A recent report by WHO specifically investigates the role of the environment, from the health perspective, focusing on zoonotic diseases (in which animals are a “vehicle” for disease), expanding to include some noncommunicable diseases, such as those caused by chemicals that may contaminate food of animal origin, and injuries caused by contacts with animals, such as bites.
One Health is an integrative, cross-disciplinary approach to designing and implementing actions and policies at the human–animal–environment health interface. However, the role of the environment in this triad has often been overlooked. One Health has traditionally focussed on communicable diseases, such as zoonoses and diseases caused by antimicrobial-resistant pathogens and unsafe food.
The new report – “A health perspective on the role of the environment in One Health”, coordinated by the WHO European Centre for Environment and Health, builds upon the global and regional plans of action that WHO has been developing with the other One Health partners: the World Organisation for Animal Health (WOAH, formerly OIE), the Food and Agriculture Organization of the United Nations (FAO) and the United Nations Environment Programme (UNEP).
The report describes the role of the environment in One Health as trifold.
- The environment acts as a reservoir, where nutrients and living organisms are accumulated and transported. This includes disease agents such as bacterial species and antimicrobial resistance genes together with organic and inorganic residues, chemicals and metals.
- The environment is the substrate for chemical and ecological processes that provide a myriad of ecosystem services to humans, including those essential for human health. In the disease context, environmental processes transform chemicals to bioavailable (which can be absorbed by the body) and bioaccumulating (which build up over time, for example through contaminated food) forms. Evolutionary processes can create new pathogens that may infect humans or propagate antimicrobial-resistant microbes and genes.

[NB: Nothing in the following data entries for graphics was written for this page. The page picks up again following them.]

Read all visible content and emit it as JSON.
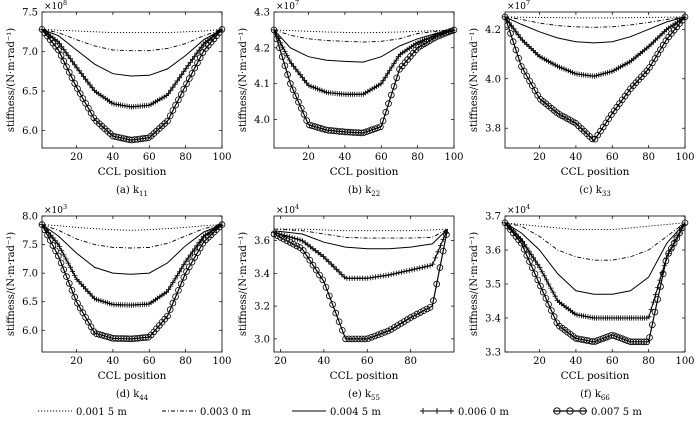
{
  "chart_data": [
    {
      "type": "line",
      "caption": "(a) k11",
      "caption_main": "(a) k",
      "caption_sub": "11",
      "exponent_base": "×10",
      "exponent_power": "8",
      "xlabel": "CCL position",
      "ylabel": "stiffness/(N·m·rad⁻¹)",
      "xlim": [
        1,
        100
      ],
      "ylim": [
        5.78,
        7.5
      ],
      "xticks": [
        20,
        40,
        60,
        80,
        100
      ],
      "xtick_labels": [
        "20",
        "40",
        "60",
        "80",
        "100"
      ],
      "yticks": [
        6.0,
        6.5,
        7.0,
        7.5
      ],
      "ytick_labels": [
        "6.0",
        "6.5",
        "7.0",
        "7.5"
      ],
      "series": [
        {
          "name": "0.001 5 m",
          "x": [
            1,
            10,
            20,
            30,
            40,
            50,
            60,
            70,
            80,
            90,
            100
          ],
          "values": [
            7.28,
            7.27,
            7.26,
            7.25,
            7.24,
            7.24,
            7.24,
            7.24,
            7.25,
            7.26,
            7.28
          ]
        },
        {
          "name": "0.003 0 m",
          "x": [
            1,
            10,
            20,
            30,
            40,
            50,
            60,
            70,
            80,
            90,
            100
          ],
          "values": [
            7.28,
            7.24,
            7.15,
            7.07,
            7.02,
            7.01,
            7.01,
            7.04,
            7.1,
            7.2,
            7.28
          ]
        },
        {
          "name": "0.004 5 m",
          "x": [
            1,
            10,
            20,
            30,
            40,
            50,
            60,
            70,
            80,
            90,
            100
          ],
          "values": [
            7.28,
            7.2,
            7.02,
            6.84,
            6.72,
            6.69,
            6.7,
            6.78,
            6.95,
            7.15,
            7.28
          ]
        },
        {
          "name": "0.006 0 m",
          "x": [
            1,
            10,
            20,
            30,
            40,
            50,
            60,
            70,
            80,
            90,
            100
          ],
          "values": [
            7.28,
            7.12,
            6.8,
            6.5,
            6.34,
            6.3,
            6.32,
            6.45,
            6.78,
            7.1,
            7.28
          ]
        },
        {
          "name": "0.007 5 m",
          "x": [
            1,
            10,
            20,
            30,
            40,
            50,
            60,
            70,
            80,
            90,
            100
          ],
          "values": [
            7.28,
            7.02,
            6.55,
            6.14,
            5.93,
            5.88,
            5.91,
            6.12,
            6.57,
            7.01,
            7.28
          ]
        }
      ]
    },
    {
      "type": "line",
      "caption": "(b) k22",
      "caption_main": "(b) k",
      "caption_sub": "22",
      "exponent_base": "×10",
      "exponent_power": "7",
      "xlabel": "CCL position",
      "ylabel": "stiffness/(N·m·rad⁻¹)",
      "xlim": [
        1,
        100
      ],
      "ylim": [
        3.92,
        4.3
      ],
      "xticks": [
        20,
        40,
        60,
        80,
        100
      ],
      "xtick_labels": [
        "20",
        "40",
        "60",
        "80",
        "100"
      ],
      "yticks": [
        4.0,
        4.1,
        4.2,
        4.3
      ],
      "ytick_labels": [
        "4.0",
        "4.1",
        "4.2",
        "4.3"
      ],
      "series": [
        {
          "name": "0.001 5 m",
          "x": [
            1,
            10,
            20,
            30,
            40,
            50,
            60,
            70,
            80,
            90,
            100
          ],
          "values": [
            4.25,
            4.248,
            4.246,
            4.244,
            4.243,
            4.242,
            4.243,
            4.244,
            4.246,
            4.248,
            4.25
          ]
        },
        {
          "name": "0.003 0 m",
          "x": [
            1,
            10,
            20,
            30,
            40,
            50,
            60,
            70,
            80,
            90,
            100
          ],
          "values": [
            4.25,
            4.235,
            4.225,
            4.22,
            4.218,
            4.216,
            4.218,
            4.225,
            4.24,
            4.246,
            4.25
          ]
        },
        {
          "name": "0.004 5 m",
          "x": [
            1,
            10,
            20,
            30,
            40,
            50,
            60,
            70,
            80,
            90,
            100
          ],
          "values": [
            4.25,
            4.2,
            4.175,
            4.165,
            4.162,
            4.16,
            4.175,
            4.205,
            4.225,
            4.24,
            4.25
          ]
        },
        {
          "name": "0.006 0 m",
          "x": [
            1,
            10,
            20,
            30,
            40,
            50,
            60,
            70,
            80,
            90,
            100
          ],
          "values": [
            4.25,
            4.16,
            4.095,
            4.075,
            4.07,
            4.07,
            4.1,
            4.18,
            4.215,
            4.235,
            4.25
          ]
        },
        {
          "name": "0.007 5 m",
          "x": [
            1,
            10,
            20,
            30,
            40,
            50,
            60,
            70,
            80,
            90,
            100
          ],
          "values": [
            4.25,
            4.1,
            3.985,
            3.97,
            3.965,
            3.962,
            3.98,
            4.14,
            4.2,
            4.23,
            4.25
          ]
        }
      ]
    },
    {
      "type": "line",
      "caption": "(c) k33",
      "caption_main": "(c) k",
      "caption_sub": "33",
      "exponent_base": "×10",
      "exponent_power": "7",
      "xlabel": "CCL position",
      "ylabel": "stiffness/(N·m·rad⁻¹)",
      "xlim": [
        1,
        100
      ],
      "ylim": [
        3.72,
        4.27
      ],
      "xticks": [
        20,
        40,
        60,
        80,
        100
      ],
      "xtick_labels": [
        "20",
        "40",
        "60",
        "80",
        "100"
      ],
      "yticks": [
        3.8,
        4.0,
        4.2
      ],
      "ytick_labels": [
        "3.8",
        "4.0",
        "4.2"
      ],
      "series": [
        {
          "name": "0.001 5 m",
          "x": [
            1,
            10,
            20,
            30,
            40,
            50,
            60,
            70,
            80,
            90,
            100
          ],
          "values": [
            4.25,
            4.249,
            4.248,
            4.247,
            4.246,
            4.246,
            4.246,
            4.247,
            4.248,
            4.249,
            4.25
          ]
        },
        {
          "name": "0.003 0 m",
          "x": [
            1,
            10,
            20,
            30,
            40,
            50,
            60,
            70,
            80,
            90,
            100
          ],
          "values": [
            4.25,
            4.24,
            4.225,
            4.215,
            4.21,
            4.208,
            4.21,
            4.218,
            4.228,
            4.24,
            4.25
          ]
        },
        {
          "name": "0.004 5 m",
          "x": [
            1,
            10,
            20,
            30,
            40,
            50,
            60,
            70,
            80,
            90,
            100
          ],
          "values": [
            4.25,
            4.22,
            4.19,
            4.165,
            4.15,
            4.145,
            4.15,
            4.17,
            4.2,
            4.23,
            4.25
          ]
        },
        {
          "name": "0.006 0 m",
          "x": [
            1,
            10,
            20,
            30,
            40,
            50,
            60,
            70,
            80,
            90,
            100
          ],
          "values": [
            4.25,
            4.16,
            4.09,
            4.05,
            4.02,
            4.01,
            4.03,
            4.07,
            4.13,
            4.2,
            4.25
          ]
        },
        {
          "name": "0.007 5 m",
          "x": [
            1,
            10,
            20,
            30,
            40,
            50,
            60,
            70,
            80,
            90,
            100
          ],
          "values": [
            4.25,
            4.05,
            3.92,
            3.86,
            3.82,
            3.75,
            3.86,
            3.96,
            4.04,
            4.16,
            4.25
          ]
        }
      ]
    },
    {
      "type": "line",
      "caption": "(d) k44",
      "caption_main": "(d) k",
      "caption_sub": "44",
      "exponent_base": "×10",
      "exponent_power": "3",
      "xlabel": "CCL position",
      "ylabel": "stiffness/(N·m·rad⁻¹)",
      "xlim": [
        1,
        100
      ],
      "ylim": [
        5.62,
        8.0
      ],
      "xticks": [
        20,
        40,
        60,
        80,
        100
      ],
      "xtick_labels": [
        "20",
        "40",
        "60",
        "80",
        "100"
      ],
      "yticks": [
        6.0,
        6.5,
        7.0,
        7.5,
        8.0
      ],
      "ytick_labels": [
        "6.0",
        "6.5",
        "7.0",
        "7.5",
        "8.0"
      ],
      "series": [
        {
          "name": "0.001 5 m",
          "x": [
            1,
            10,
            20,
            30,
            40,
            50,
            60,
            70,
            80,
            90,
            100
          ],
          "values": [
            7.85,
            7.83,
            7.8,
            7.78,
            7.76,
            7.75,
            7.76,
            7.78,
            7.8,
            7.83,
            7.85
          ]
        },
        {
          "name": "0.003 0 m",
          "x": [
            1,
            10,
            20,
            30,
            40,
            50,
            60,
            70,
            80,
            90,
            100
          ],
          "values": [
            7.85,
            7.75,
            7.6,
            7.5,
            7.45,
            7.44,
            7.45,
            7.52,
            7.65,
            7.78,
            7.85
          ]
        },
        {
          "name": "0.004 5 m",
          "x": [
            1,
            10,
            20,
            30,
            40,
            50,
            60,
            70,
            80,
            90,
            100
          ],
          "values": [
            7.85,
            7.65,
            7.35,
            7.1,
            7.0,
            6.98,
            7.0,
            7.18,
            7.48,
            7.72,
            7.85
          ]
        },
        {
          "name": "0.006 0 m",
          "x": [
            1,
            10,
            20,
            30,
            40,
            50,
            60,
            70,
            80,
            90,
            100
          ],
          "values": [
            7.85,
            7.5,
            6.9,
            6.55,
            6.45,
            6.44,
            6.46,
            6.68,
            7.2,
            7.65,
            7.85
          ]
        },
        {
          "name": "0.007 5 m",
          "x": [
            1,
            10,
            20,
            30,
            40,
            50,
            60,
            70,
            80,
            90,
            100
          ],
          "values": [
            7.85,
            7.3,
            6.5,
            5.95,
            5.86,
            5.85,
            5.88,
            6.25,
            7.0,
            7.55,
            7.85
          ]
        }
      ]
    },
    {
      "type": "line",
      "caption": "(e) k55",
      "caption_main": "(e) k",
      "caption_sub": "55",
      "exponent_base": "×10",
      "exponent_power": "4",
      "xlabel": "CCL position",
      "ylabel": "stiffness/(N·m·rad⁻¹)",
      "xlim": [
        17,
        100
      ],
      "ylim": [
        2.92,
        3.75
      ],
      "xticks": [
        20,
        40,
        60,
        80
      ],
      "xtick_labels": [
        "20",
        "40",
        "60",
        "80"
      ],
      "yticks": [
        3.0,
        3.2,
        3.4,
        3.6
      ],
      "ytick_labels": [
        "3.0",
        "3.2",
        "3.4",
        "3.6"
      ],
      "series": [
        {
          "name": "0.001 5 m",
          "x": [
            17,
            30,
            40,
            50,
            60,
            70,
            80,
            90,
            97
          ],
          "values": [
            3.67,
            3.67,
            3.665,
            3.66,
            3.66,
            3.66,
            3.66,
            3.665,
            3.67
          ]
        },
        {
          "name": "0.003 0 m",
          "x": [
            17,
            30,
            40,
            50,
            60,
            70,
            80,
            90,
            97
          ],
          "values": [
            3.67,
            3.66,
            3.64,
            3.62,
            3.615,
            3.615,
            3.615,
            3.62,
            3.67
          ]
        },
        {
          "name": "0.004 5 m",
          "x": [
            17,
            30,
            40,
            50,
            60,
            70,
            80,
            90,
            97
          ],
          "values": [
            3.66,
            3.64,
            3.59,
            3.56,
            3.55,
            3.55,
            3.56,
            3.58,
            3.67
          ]
        },
        {
          "name": "0.006 0 m",
          "x": [
            17,
            30,
            40,
            50,
            60,
            70,
            80,
            90,
            97
          ],
          "values": [
            3.65,
            3.6,
            3.5,
            3.37,
            3.37,
            3.39,
            3.42,
            3.45,
            3.67
          ]
        },
        {
          "name": "0.007 5 m",
          "x": [
            17,
            30,
            40,
            50,
            60,
            70,
            80,
            90,
            97
          ],
          "values": [
            3.64,
            3.55,
            3.35,
            3.0,
            3.0,
            3.05,
            3.13,
            3.2,
            3.67
          ]
        }
      ]
    },
    {
      "type": "line",
      "caption": "(f) k66",
      "caption_main": "(f) k",
      "caption_sub": "66",
      "exponent_base": "×10",
      "exponent_power": "4",
      "xlabel": "CCL position",
      "ylabel": "stiffness/(N·m·rad⁻¹)",
      "xlim": [
        1,
        100
      ],
      "ylim": [
        3.3,
        3.7
      ],
      "xticks": [
        20,
        40,
        60,
        80,
        100
      ],
      "xtick_labels": [
        "20",
        "40",
        "60",
        "80",
        "100"
      ],
      "yticks": [
        3.3,
        3.4,
        3.5,
        3.6,
        3.7
      ],
      "ytick_labels": [
        "3.3",
        "3.4",
        "3.5",
        "3.6",
        "3.7"
      ],
      "series": [
        {
          "name": "0.001 5 m",
          "x": [
            1,
            10,
            20,
            30,
            40,
            50,
            60,
            70,
            80,
            90,
            100
          ],
          "values": [
            3.68,
            3.675,
            3.67,
            3.665,
            3.66,
            3.66,
            3.66,
            3.665,
            3.67,
            3.675,
            3.68
          ]
        },
        {
          "name": "0.003 0 m",
          "x": [
            1,
            10,
            20,
            30,
            40,
            50,
            60,
            70,
            80,
            90,
            100
          ],
          "values": [
            3.68,
            3.67,
            3.64,
            3.6,
            3.58,
            3.57,
            3.57,
            3.58,
            3.6,
            3.64,
            3.68
          ]
        },
        {
          "name": "0.004 5 m",
          "x": [
            1,
            10,
            20,
            30,
            40,
            50,
            60,
            70,
            80,
            90,
            100
          ],
          "values": [
            3.68,
            3.65,
            3.6,
            3.53,
            3.48,
            3.47,
            3.47,
            3.48,
            3.52,
            3.62,
            3.68
          ]
        },
        {
          "name": "0.006 0 m",
          "x": [
            1,
            10,
            20,
            30,
            40,
            50,
            60,
            70,
            80,
            90,
            100
          ],
          "values": [
            3.68,
            3.63,
            3.55,
            3.45,
            3.41,
            3.4,
            3.4,
            3.4,
            3.4,
            3.58,
            3.68
          ]
        },
        {
          "name": "0.007 5 m",
          "x": [
            1,
            10,
            20,
            30,
            40,
            50,
            60,
            70,
            80,
            90,
            100
          ],
          "values": [
            3.68,
            3.62,
            3.5,
            3.38,
            3.34,
            3.33,
            3.35,
            3.33,
            3.33,
            3.58,
            3.68
          ]
        }
      ]
    }
  ],
  "legend": {
    "placement": "bottom",
    "items": [
      {
        "label": "0.001 5 m",
        "style": "dotted"
      },
      {
        "label": "0.003 0 m",
        "style": "dashdot"
      },
      {
        "label": "0.004 5 m",
        "style": "solid"
      },
      {
        "label": "0.006 0 m",
        "style": "plus"
      },
      {
        "label": "0.007 5 m",
        "style": "circle"
      }
    ]
  }
}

- The environment is a health mediator, inducing positive or negative health effects on animals and humans.
Changes in environment
Anthropogenic stressors to the environment, such as land use change, biodiversity decline, climate change and environmental pollution, cause or exacerbate animal-mediated diseases.
- Land use change causes ecosystem fragmentation that enhances human contact with natural areas and wildlife. Habitat degradation – such as through agriculture, urbanization and deforestation – causes proliferation of species that are adapted to humans and live in closer contact with them. Increased environmental stress impairs wildlife immunity, causing shedding of pathogens to the environment and infection of other individuals and species, including humans.
- Biodiversity decline is strongly linked to increases in prevalence and an elevated risk of zoonotic disease and compromises the dilution effect that often reduces pathogen spread and infection rates in humans. Globally, land use change as well as wildlife hunting and trade are major causes of biodiversity loss that are also central drivers of transmission of zoonotic pathogens to humans.
- Climate change and rising temperatures lead to the spread of zoonotic hosts and vectors, increasing the human population that is exposed to vector-borne diseases. Rising temperatures further stimulate the rate of reproduction of both pathogens and vectors. Foodborne infections also proliferate with increasing temperatures.
- Pollution accumulates in the environment and further in the fatty tissues of animals, making food the main source of human exposure to pollutants, causing some noncommunicable diseases such as cancer. Accumulation of antibiotics in the environment for prolonged periods promotes gene exchange and mutations within organisms that create new resistant pathogens. Finally, wildlife contact with humans in rural and residential areas can lead to injuries, attacks and bites.
- The report concludes with some forward-looking suggestions. WHO – both globally and within the WHO European Region – has multiple strategies and documents addressing ecosystem protection, climate change action and the hazardous effects of chemicals.
Within this context, efforts to restore natural habitats, biodiversity and clean environments could be incorporated into these strategies as matters of urgency to protect human health. Surveillance of pathogens and antimicrobial resistance genes in the environment using environmental genomics methods could take place alongside growing surveillance within wildlife. Finally, to foster cooperation across borders and disciplines – ecologists, environmental scientists and evolutionary biologists should gain a more prominent role at the One Health table.
Likewise, awareness-raising and capacity-building within the industrial, agricultural, urban planning, food safety and engineering sectors could promote practices that better protect the health of the environment, animals and humans.